Я слушала его и чувствовала, как скамейка еле заметно вибрирует от звука его голоса. Раньше, когда мы стояли или лежали обнявшись и он что-то говорил, я всегда чувствовала эту вибрацию в его спине и она по моим рукам передавалась мне. Сейчас я сидела рядом с ним, смотрела на него, как он поеживается и вздрагивает – то ли от первого сентябрьского ветра, то ли еще от чего-то, слышала его, чувствовала, как этот вибрирующий звук проходит через меня, но – впервые в жизни – во мне не задерживается. Наверное, в какой-то момент я слишком зациклилась на этом, и у меня не получилось внимательно выслушать то, о чем он говорил. Поэтому когда он добрался до самого главного, до того, зачем он ехал сегодня сюда, в этот парк, когда наконец нашел в себе силы это высказать, я так и не поняла – почему. Я знаю, что все это время он мне объяснял или пытался объяснить, но, видимо, я слишком сосредоточилась на скамейке, которой передавался его голос – точно так же, как когда-то он передавался мне.

Он что-то еще договаривал, попытался обнять меня одной рукой – как-то ужасно неловко, как будто в первый раз видел и не знал, как ко мне подступиться. Как будто даже поцеловал (поцеловал?) в щеку, по-отечески. И вот он уже удаляется вглубь парка, к выходу. Его мальчишеская спина в кожаной куртке, ноги, всегда как-то по-особому его несущие (в детстве мне читали сказки – про Питера Пена, про Гамельнского крысолова – наверное, именно так я представляла себе их походку: грациозные и сильные ноги-спички, ступающие так легко, как будто несут на себе невесомое тело). Он шел не оглядываясь, и я следила за ним, пока его силуэт не затерялся среди прочих.

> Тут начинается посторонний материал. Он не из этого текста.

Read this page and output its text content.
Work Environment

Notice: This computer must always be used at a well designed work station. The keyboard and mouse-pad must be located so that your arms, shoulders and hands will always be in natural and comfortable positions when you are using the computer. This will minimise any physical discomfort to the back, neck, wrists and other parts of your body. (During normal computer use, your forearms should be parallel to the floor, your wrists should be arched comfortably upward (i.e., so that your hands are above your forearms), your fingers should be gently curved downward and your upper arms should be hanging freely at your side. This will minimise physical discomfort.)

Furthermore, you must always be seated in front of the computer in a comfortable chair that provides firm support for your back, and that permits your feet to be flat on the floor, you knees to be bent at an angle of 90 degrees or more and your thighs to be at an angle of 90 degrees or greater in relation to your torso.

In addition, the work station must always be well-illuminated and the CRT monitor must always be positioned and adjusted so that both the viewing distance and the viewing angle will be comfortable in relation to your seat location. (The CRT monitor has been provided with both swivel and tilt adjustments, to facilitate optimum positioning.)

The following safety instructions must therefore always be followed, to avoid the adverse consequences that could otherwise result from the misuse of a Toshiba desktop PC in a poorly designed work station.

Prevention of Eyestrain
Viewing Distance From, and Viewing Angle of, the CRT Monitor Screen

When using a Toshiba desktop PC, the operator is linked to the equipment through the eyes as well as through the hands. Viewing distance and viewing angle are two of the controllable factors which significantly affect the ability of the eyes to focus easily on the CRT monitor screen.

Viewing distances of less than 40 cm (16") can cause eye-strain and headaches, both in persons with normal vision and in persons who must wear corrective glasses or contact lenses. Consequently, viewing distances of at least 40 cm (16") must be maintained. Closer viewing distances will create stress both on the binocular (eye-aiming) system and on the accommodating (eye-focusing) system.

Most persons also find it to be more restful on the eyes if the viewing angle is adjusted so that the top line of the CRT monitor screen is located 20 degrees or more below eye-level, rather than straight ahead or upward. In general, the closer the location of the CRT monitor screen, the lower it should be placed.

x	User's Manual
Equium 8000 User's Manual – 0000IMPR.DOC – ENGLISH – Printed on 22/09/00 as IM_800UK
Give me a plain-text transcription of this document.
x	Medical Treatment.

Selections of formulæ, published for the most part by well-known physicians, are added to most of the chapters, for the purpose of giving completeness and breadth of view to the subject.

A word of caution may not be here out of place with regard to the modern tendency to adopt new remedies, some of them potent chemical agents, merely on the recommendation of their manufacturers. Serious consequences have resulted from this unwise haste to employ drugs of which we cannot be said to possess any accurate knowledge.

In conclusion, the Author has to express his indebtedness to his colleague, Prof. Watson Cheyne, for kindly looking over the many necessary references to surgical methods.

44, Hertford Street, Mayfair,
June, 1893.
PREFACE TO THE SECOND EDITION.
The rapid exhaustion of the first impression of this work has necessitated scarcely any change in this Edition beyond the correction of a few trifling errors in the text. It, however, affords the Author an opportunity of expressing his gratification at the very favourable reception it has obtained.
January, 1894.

На его щеках всегда гулял такой, как будто морозный, румянец. Причем невозможно было определить, из-за чего он появлялся. Это не было связано с какими-то моментами неловкости или стыда. Точнее, с ними тоже, но определить, от чего и когда он в следующий раз покраснеет, было невозможно. Это просто было его особенностью, а не индикатором внутреннего состояния. Причем краснело не лицо, а именно (и только) щеки. Вдруг вспыхивали ярким морковным цветом. Он и сам чем-то похож на морковку: такой же вытянутый, крепкий, остроносый.

Интересно, до последнего момента на самом деле ничего нельзя было понять или я просто не замечала? Ведь он сказал, что охладел ко мне ("почувствовал охлаждение", так, кажется, он сказал), это же, наверное, произошло не сразу, я должна была что-то заметить, заподозрить, почувствовать, в конце концов. Только один раз мне действительно показалось, что что-то изменилось. Все остальное я просто списывала на свою излишнюю впечатлительность, старалась не думать об этом. Но в тот раз я на какое-то время по-настоящему задергалась.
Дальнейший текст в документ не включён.